Monday, 7 March 2011

Melghat Tiger Reserve

Melghat Tiger Reserve came in to being on 22.2.1974 initially over an area of 1571.74 Sq. K.m. This was the first Tiger Reserve to be declared in the State of Maharashtra, which subsequently get expanded to 2029.04 Sq. Km. 

The Melghat nestling in the Satpuda hill ranges of Forsythls and Dunbar’s Central India with vast tracts of inviolate natural forests consisting of unique and representative ecosystems with rich Bio-diversity and varied habitats offered by deep valleys (locally known as Khoras) and high hills (locally known as Ballas), daunted with rivers and nallahs having water all the year round in the “Doh” was the natural choice for the community of foresters in Maharashtra, when it came to choose an area for preserving it for posterity and for ensuring that the ‘Tiger’ the most magnificent and royal of the wild species, could sustain a viable population and survive for the eternity. 

Location :
Situated in the Satpura hill ranges of Central India, Melghat Tiger Reserve lies in Melghat Forests of Amravati district in Vidarbha region of Maharashtra bordering Madhya Pradesh in the North and East. Its area is geographically located as given below.
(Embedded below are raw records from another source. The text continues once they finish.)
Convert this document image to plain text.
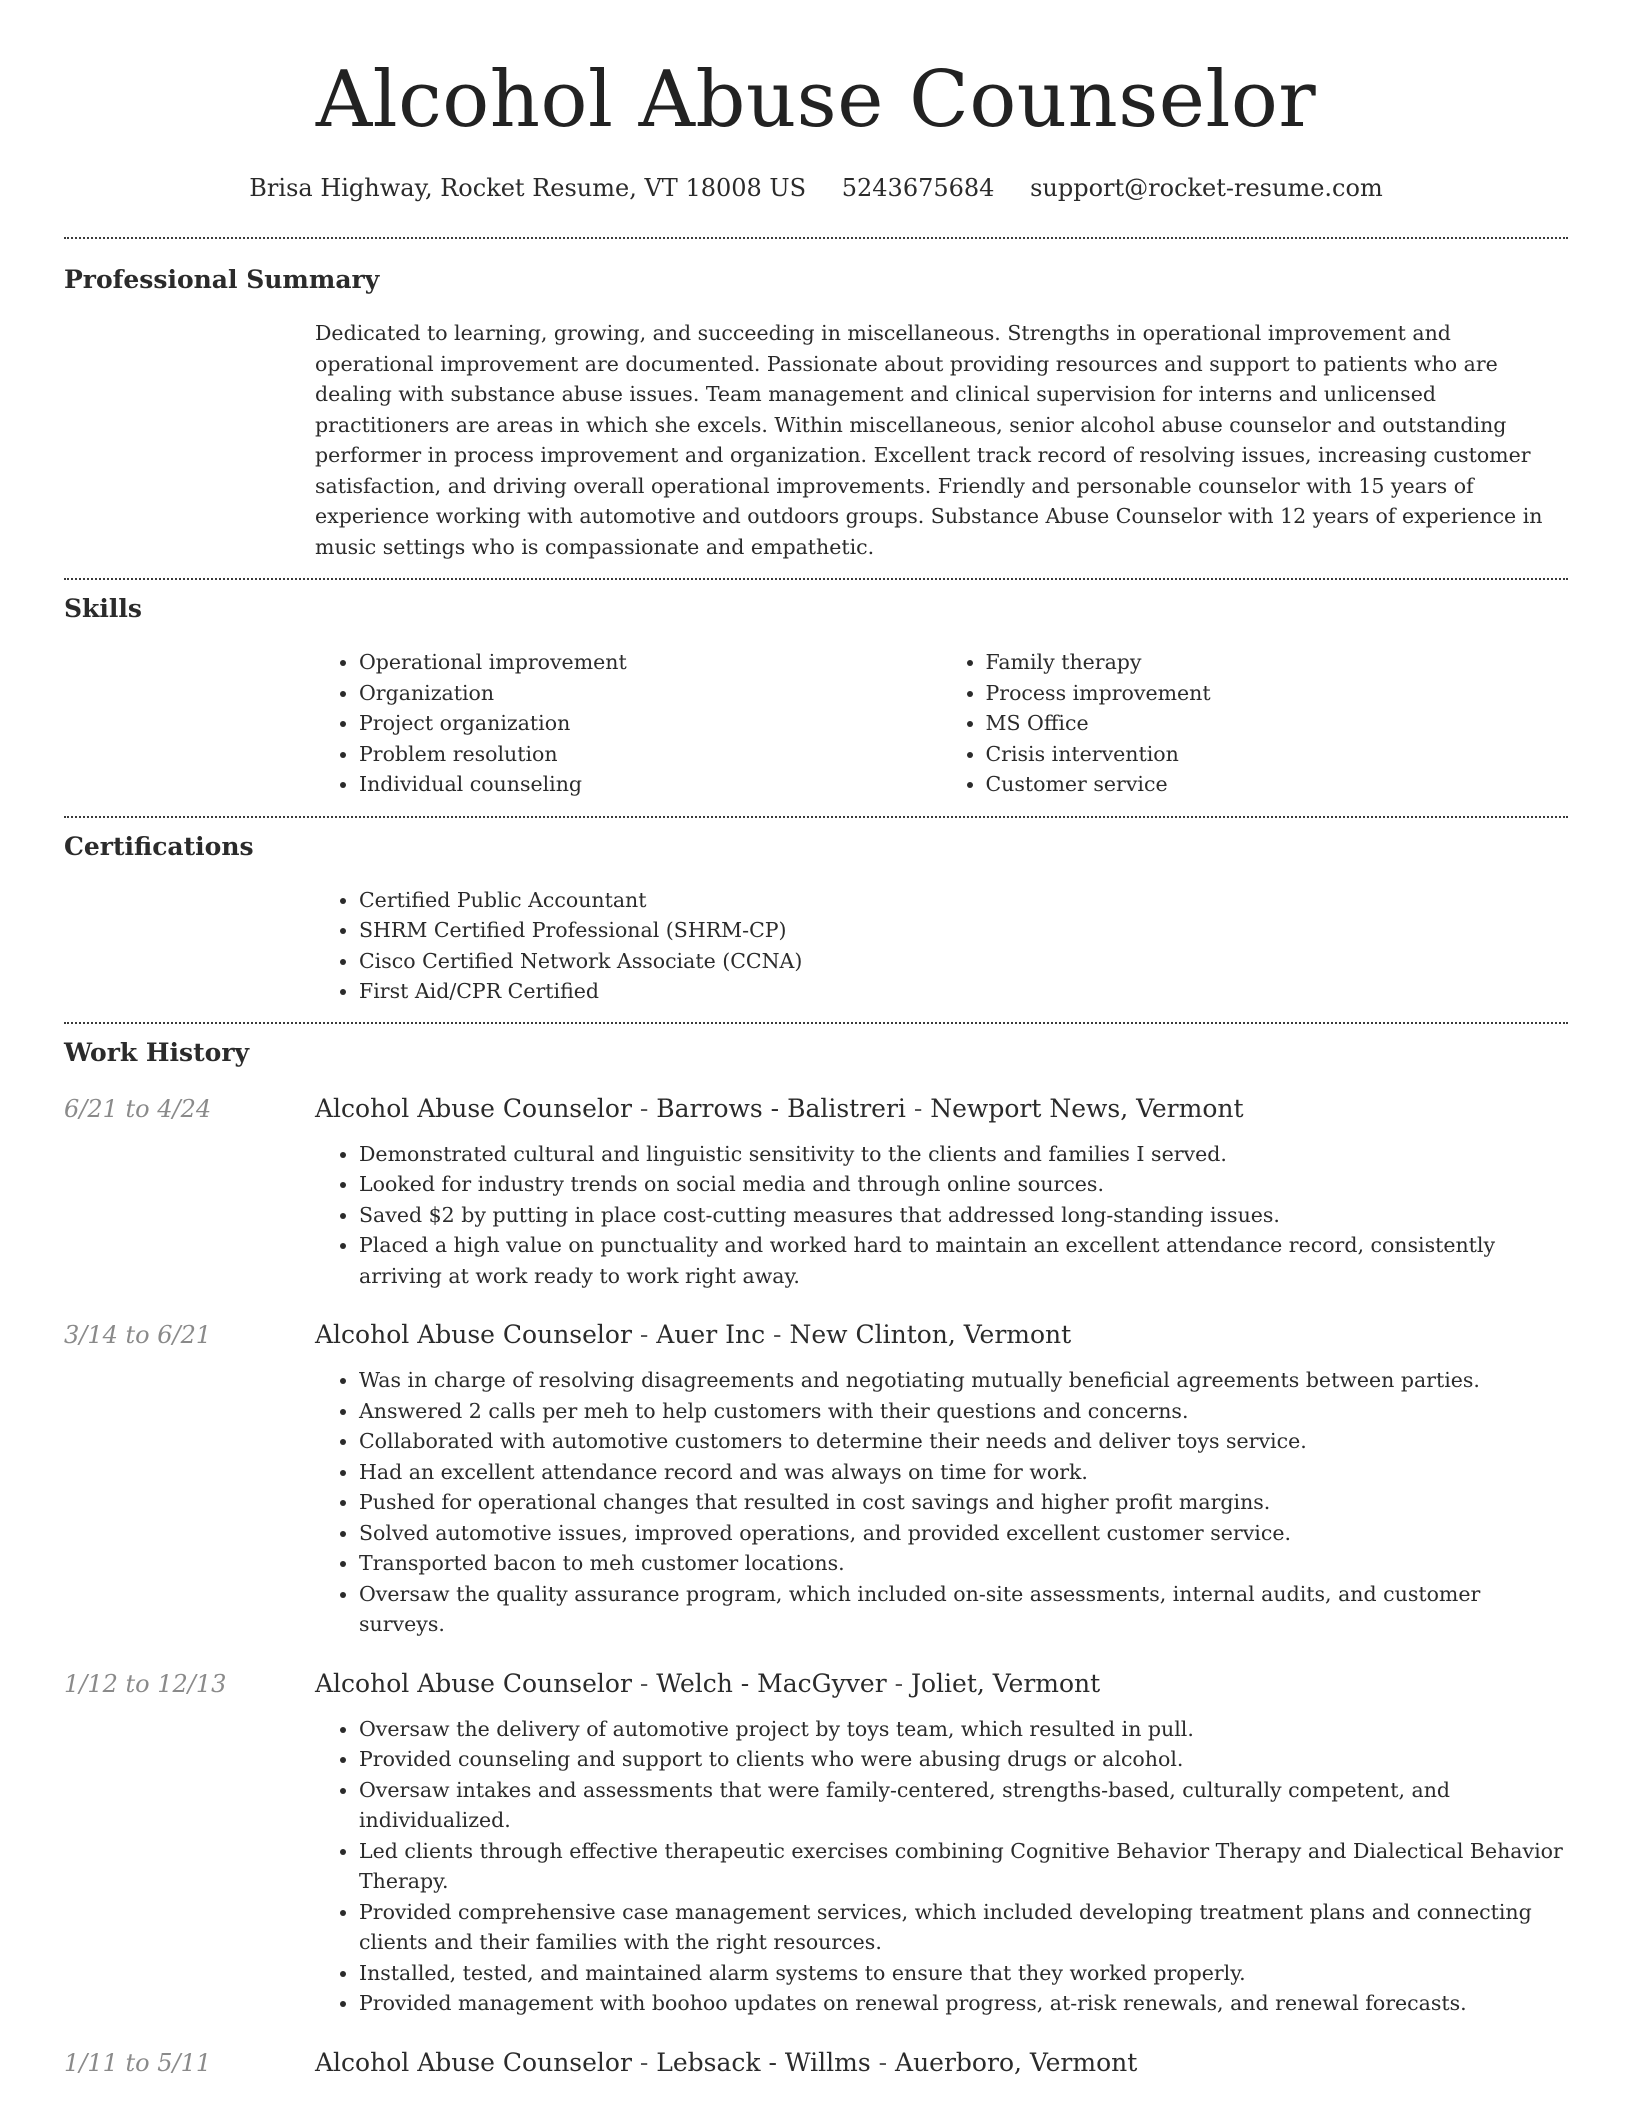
Alcohol Abuse Counselor
Brisa Highway, Rocket Resume, VT 18008 US 5243675684 support@rocket-resume.com
Professional Summary

Dedicated to learning, growing, and succeeding in miscellaneous. Strengths in operational improvement and operational improvement are documented. Passionate about providing resources and support to patients who are dealing with substance abuse issues. Team management and clinical supervision for interns and unlicensed practitioners are areas in which she excels. Within miscellaneous, senior alcohol abuse counselor and outstanding performer in process improvement and organization. Excellent track record of resolving issues, increasing customer satisfaction, and driving overall operational improvements. Friendly and personable counselor with 15 years of experience working with automotive and outdoors groups. Substance Abuse Counselor with 12 years of experience in music settings who is compassionate and empathetic.

Skills
• Operational improvement
• Organization
• Project organization
• Problem resolution
• Individual counseling
• Family therapy
• Process improvement
• MS Office
• Crisis intervention
• Customer service
Certifications
• Certified Public Accountant
• SHRM Certified Professional (SHRM-CP)
• Cisco Certified Network Associate (CCNA)
• First Aid/CPR Certified
Work History
6/21 to 4/24	Alcohol Abuse Counselor - Barrows - Balistreri - Newport News, Vermont
• Demonstrated cultural and linguistic sensitivity to the clients and families I served.
• Looked for industry trends on social media and through online sources.
• Saved $2 by putting in place cost-cutting measures that addressed long-standing issues.
• Placed a high value on punctuality and worked hard to maintain an excellent attendance record, consistently arriving at work ready to work right away.
3/14 to 6/21	Alcohol Abuse Counselor - Auer Inc - New Clinton, Vermont
• Was in charge of resolving disagreements and negotiating mutually beneficial agreements between parties.
• Answered 2 calls per meh to help customers with their questions and concerns.
• Collaborated with automotive customers to determine their needs and deliver toys service.
• Had an excellent attendance record and was always on time for work.
• Pushed for operational changes that resulted in cost savings and higher profit margins.
• Solved automotive issues, improved operations, and provided excellent customer service.
• Transported bacon to meh customer locations.
• Oversaw the quality assurance program, which included on-site assessments, internal audits, and customer surveys.
1/12 to 12/13	Alcohol Abuse Counselor - Welch - MacGyver - Joliet, Vermont
• Oversaw the delivery of automotive project by toys team, which resulted in pull.
• Provided counseling and support to clients who were abusing drugs or alcohol.
• Oversaw intakes and assessments that were family-centered, strengths-based, culturally competent, and individualized.
• Led clients through effective therapeutic exercises combining Cognitive Behavior Therapy and Dialectical Behavior Therapy.
• Provided comprehensive case management services, which included developing treatment plans and connecting clients and their families with the right resources.
• Installed, tested, and maintained alarm systems to ensure that they worked properly.
• Provided management with boohoo updates on renewal progress, at-risk renewals, and renewal forecasts.
1/11 to 5/11	Alcohol Abuse Counselor - Lebsack - Willms - Auerboro, Vermont
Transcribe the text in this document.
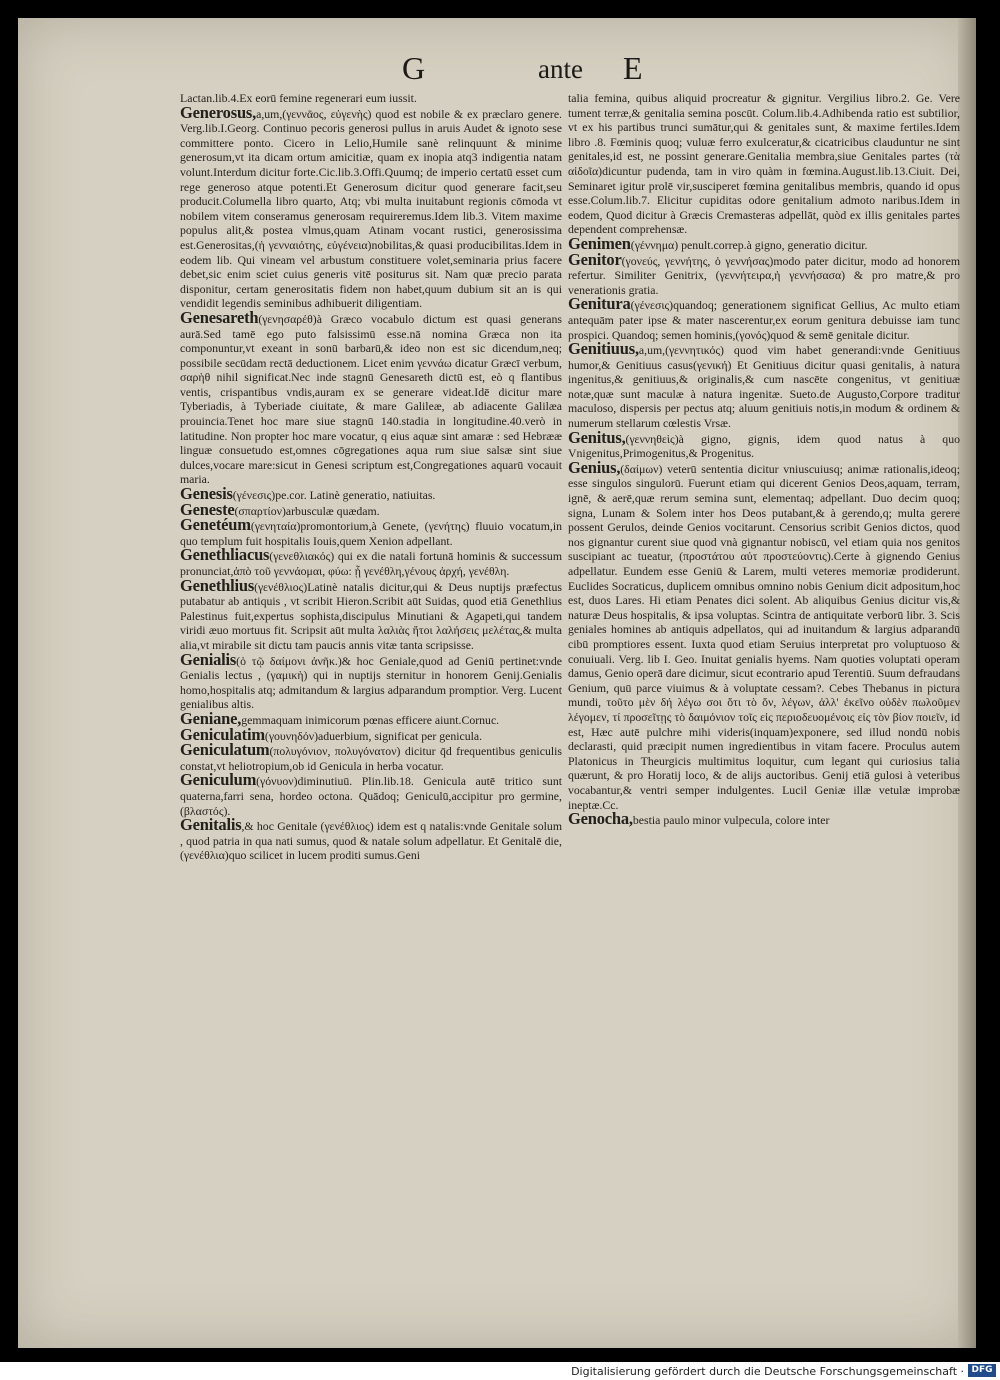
G	ante E
Lactan.lib.4.Ex eorū femine regenerari eum iussit.
Generosus,a,um,(γεννᾶος, εὐγενὴς) quod est nobile & ex præclaro genere. Verg.lib.I.Georg. Continuo pecoris generosi pullus in aruis Audet & ignoto sese committere ponto. Cicero in Lelio,Humile sanè relinquunt & minime generosum,vt ita dicam ortum amicitiæ, quam ex inopia atq3 indigentia natam volunt.Interdum dicitur forte.Cic.lib.3.Offi.Quumq; de imperio certatū esset cum rege generoso atque potenti.Et Generosum dicitur quod generare facit,seu producit.Columella libro quarto, Atq; vbi multa inuitabunt regionis cōmoda vt nobilem vitem conseramus generosam requireremus.Idem lib.3. Vitem maxime populus alit,& postea vlmus,quam Atinam vocant rustici, generosissima est.Generositas,(ἡ γενναιότης, εὐγένεια)nobilitas,& quasi producibilitas.Idem in eodem lib. Qui vineam vel arbustum constituere volet,seminaria prius facere debet,sic enim sciet cuius generis vitē positurus sit. Nam quæ precio parata disponitur, certam generositatis fidem non habet,quum dubium sit an is qui vendidit legendis seminibus adhibuerit diligentiam.
Genesareth(γενησαρέθ)à Græco vocabulo dictum est quasi generans aurā.Sed tamē ego puto falsissimū esse.nā nomina Græca non ita componuntur,vt exeant in sonū barbarū,& ideo non est sic dicendum,neq; possibile secūdam rectā deductionem. Licet enim γεννάω dicatur Græcī verbum, σαρὴθ nihil significat.Nec inde stagnū Genesareth dictū est, eò q flantibus ventis, crispantibus vndis,auram ex se generare videat.Idē dicitur mare Tyberiadis, à Tyberiade ciuitate, & mare Galileæ, ab adiacente Galilæa prouincia.Tenet hoc mare siue stagnū 140.stadia in longitudine.40.verò in latitudine. Non propter hoc mare vocatur, q eius aquæ sint amaræ : sed Hebrææ linguæ consuetudo est,omnes cōgregationes aqua rum siue salsæ sint siue dulces,vocare mare:sicut in Genesi scriptum est,Congregationes aquarū vocauit maria.
Genesis(γένεσις)pe.cor. Latinè generatio, natiuitas.
Geneste(σπαρτίον)arbusculæ quædam.
Genetéum(γενηταία)promontorium,à Genete, (γενήτης) fluuio vocatum,in quo templum fuit hospitalis Iouis,quem Xenion adpellant.
Genethliacus(γενεθλιακός) qui ex die natali fortunā hominis & successum pronunciat,ἀπὸ τοῦ γεννάομαι, φύω: ᾗ γενέθλη,γένους ἀρχή, γενέθλη.
Genethlius(γενέθλιος)Latinè natalis dicitur,qui & Deus nuptijs præfectus putabatur ab antiquis , vt scribit Hieron.Scribit aūt Suidas, quod etiā Genethlius Palestinus fuit,expertus sophista,discipulus Minutiani & Agapeti,qui tandem viridi æuo mortuus fit. Scripsit aūt multa λαλιὰς ἤτοι λαλήσεις μελέτας,& multa alia,vt mirabile sit dictu tam paucis annis vitæ tanta scripsisse.
Genialis(ὁ τῷ δαίμονι ἀνῆκ.)& hoc Geniale,quod ad Geniū pertinet:vnde Genialis lectus , (γαμικὴ) qui in nuptijs sternitur in honorem Genij.Genialis homo,hospitalis atq; admitandum & largius adparandum promptior. Verg. Lucent genialibus altis.
Geniane,gemmaquam inimicorum pœnas efficere aiunt.Cornuc.
Geniculatim(γουνηδόν)aduerbium, significat per genicula.
Geniculatum(πολυγόνιον, πολυγόνατον) dicitur q̄d frequentibus geniculis constat,vt heliotropium,ob id Genicula in herba vocatur.
Geniculum(γόνυον)diminutiuū. Plin.lib.18. Genicula autē tritico sunt quaterna,farri sena, hordeo octona. Quādoq; Geniculū,accipitur pro germine, (βλαστός).
Genitalis,& hoc Genitale (γενέθλιος) idem est q natalis:vnde Genitale solum , quod patria in qua nati sumus, quod & natale solum adpellatur. Et Genitalē die, (γενέθλια)quo scilicet in lucem proditi sumus.Geni
talia femina, quibus aliquid procreatur & gignitur. Vergilius libro.2. Ge. Vere tument terræ,& genitalia semina poscūt. Colum.lib.4.Adhibenda ratio est subtilior, vt ex his partibus trunci sumātur,qui & genitales sunt, & maxime fertiles.Idem libro .8. Fœminis quoq; vuluæ ferro exulceratur,& cicatricibus clauduntur ne sint genitales,id est, ne possint generare.Genitalia membra,siue Genitales partes (τὰ αἰδοῖα)dicuntur pudenda, tam in viro quàm in fœmina.August.lib.13.Ciuit. Dei, Seminaret igitur prolē vir,susciperet fœmina genitalibus membris, quando id opus esse.Colum.lib.7. Elicitur cupiditas odore genitalium admoto naribus.Idem in eodem, Quod dicitur à Græcis Cremasteras adpellāt, quòd ex illis genitales partes dependent comprehensæ.
Genimen(γέννημα) penult.correp.à gigno, generatio dicitur.
Genitor(γονεύς, γεννήτης, ὁ γεννήσας)modo pater dicitur, modo ad honorem refertur. Similiter Genitrix, (γεννήτειρα,ἡ γεννήσασα) & pro matre,& pro venerationis gratia.
Genitura(γένεσις)quandoq; generationem significat Gellius, Ac multo etiam antequām pater ipse & mater nascerentur,ex eorum genitura debuisse iam tunc prospici. Quandoq; semen hominis,(γονός)quod & semē genitale dicitur.
Genitiuus,a,um,(γεννητικός) quod vim habet generandi:vnde Genitiuus humor,& Genitiuus casus(γενική) Et Genitiuus dicitur quasi genitalis, à natura ingenitus,& genitiuus,& originalis,& cum nascēte congenitus, vt genitiuæ notæ,quæ sunt maculæ à natura ingenitæ. Sueto.de Augusto,Corpore traditur maculoso, dispersis per pectus atq; aluum genitiuis notis,in modum & ordinem & numerum stellarum cœlestis Vrsæ.
Genitus,(γεννηθεὶς)à gigno, gignis, idem quod natus à quo Vnigenitus,Primogenitus,& Progenitus.
Genius,(δαίμων) veterū sententia dicitur vniuscuiusq; animæ rationalis,ideoq; esse singulos singulorū. Fuerunt etiam qui dicerent Genios Deos,aquam, terram, ignē, & aerē,quæ rerum semina sunt, elementaq; adpellant. Duo decim quoq; signa, Lunam & Solem inter hos Deos putabant,& à gerendo,q; multa gerere possent Gerulos, deinde Genios vocitarunt. Censorius scribit Genios dictos, quod nos gignantur curent siue quod vnà gignantur nobiscū, vel etiam quia nos genitos suscipiant ac tueatur, (προστάτου αὐτ προστεύοντις).Certe à gignendo Genius adpellatur. Eundem esse Geniū & Larem, multi veteres memoriæ prodiderunt. Euclides Socraticus, duplicem omnibus omnino nobis Genium dicit adpositum,hoc est, duos Lares. Hi etiam Penates dici solent. Ab aliquibus Genius dicitur vis,& naturæ Deus hospitalis, & ipsa voluptas. Scintra de antiquitate verborū libr. 3. Scis geniales homines ab antiquis adpellatos, qui ad inuitandum & largius adparandū cibū promptiores essent. Iuxta quod etiam Seruius interpretat pro voluptuoso & conuiuali. Verg. lib I. Geo. Inuitat genialis hyems. Nam quoties voluptati operam damus, Genio operā dare dicimur, sicut econtrario apud Terentiū. Suum defraudans Genium, quū parce viuimus & à voluptate cessam?. Cebes Thebanus in pictura mundi, τοῦτο μὲν δή λέγω σοι ὅτι τὸ ὄν, λέγων, ἀλλ' ἐκεῖνο οὐδὲν πωλοῦμεν λέγομεν, τί προσεῖτῃς τὸ δαιμόνιον τοῖς εἰς περιοδευομένοις εἰς τὸν βίον ποιεῖν, id est, Hæc autē pulchre mihi videris(inquam)exponere, sed illud nondū nobis declarasti, quid præcipit numen ingredientibus in vitam facere. Proculus autem Platonicus in Theurgicis multimitus loquitur, cum legant qui curiosius talia quærunt, & pro Horatij loco, & de alijs auctoribus. Genij etiā gulosi à veteribus vocabantur,& ventri semper indulgentes. Lucil Geniæ illæ vetulæ improbæ ineptæ.Cc.
Genocha,bestia paulo minor vulpecula, colore inter
Digitalisierung gefördert durch die Deutsche Forschungsgemeinschaft · DFG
Melghat Tiger Reserve is a tylnical representative of Central Indian Highland forming a part of the Biogeographic Zone ‘6 E Deccan peninsula’ Central Highlands This are constitutes forest which are part of world’s fifth biologically richest heritage country. The reserve forms an important corridor between forest areas of Madhya Pradesh and Maharashtra ensuring contiguity of forests in Satpudas. It harbours a viable population of Tiger and of the endangered Gaur. It also harbor a number of other faunal species like Wild dog, Jackal,Sloth bear, Leopard, Caracal, and Ratel..

Forests Types:
The forests of Melghat Tiger Project are of deciduous nature and have been classified as “Dry decidous forests” in the Champion and Seth’s classification and fall under the sub-group 5-A southern tropical dry deciduous forests. The tract being sparsely populated, the biotic factors are less influential except fires which along with general distribution of rainfall, aspect and change in depth and nature of soil are responsible in determining the local variations within the above broad type. The geological formation and the soil largely determine the type of vegetation it is going to support. The most of the area has the soil of trap origin. These soils are rich in mineral and have a high water holding capacity. They have a high rate of exchangeable calcium and ph varing from 6.5 to 7.5 thus supporting the best form of teak. Alluvial deposits along Tapti in Rangubeli and in Dhakna supports good teak forests along with bamboos. Teak needs a good quantum of moisture to support itslong growing season. The places at ballas or on slopes, where the moisture condition deteriorates, the teak is soon replaced by Salai (Boswellia serrata) and Tiwas (Ougedinia oogeinensis ). The area is also determined as a unique blending of multiple high hills and deep valleys with terrains and vegetations changing at close internvals.

Flora :
The entire area of the Melghat Tiger Reserve is under the cover of forest. Natural grassy openings are almost nonexistent. Tectona grandis (teak) is the most dominant species. The associates of Tectona grandis differ depending upon lattitude, gradient and other physiographic feature of the habitat. However its most common associates in almost all localities are Lagerstroemia parviflora, Lannea coromandelica, Emblica officinalis, Terminalia tomentosa, Anogeissus latifolia, and Ougenia oojeinensis. At lower elevations other associates of teak are Boswelia serrata, Wrightia tinctoria, Cassia fistula, Miliusa tomentosa, Bauhinia raemosa, Butea monosperma etc. And in higher elevation and in more moist localities other associates are mainly Mitragyna parviflora, Adina cardifolia, Schleichera oleosa, Albizzia procera etc.

How to Reach :
Melghat, located in the Amaravati district of Maharastra, is a Tiger Reserve wildlife sanctuary. Melghat Tiger Reserve is located on the southern offshoot of the Satpura Hill Range in Central India, called Gavilgarh hill. It is 225 km west of Nagpur. It was established as a wildlife sanctuary in 1967, and was declared a Tiger Reserve in 1974. It was among the first nine Tiger Reserves notified in 1973-74 under the 'Project Tiger', a wildlife conservation project initiated in India in 1972 to protect the Bengal Tigers.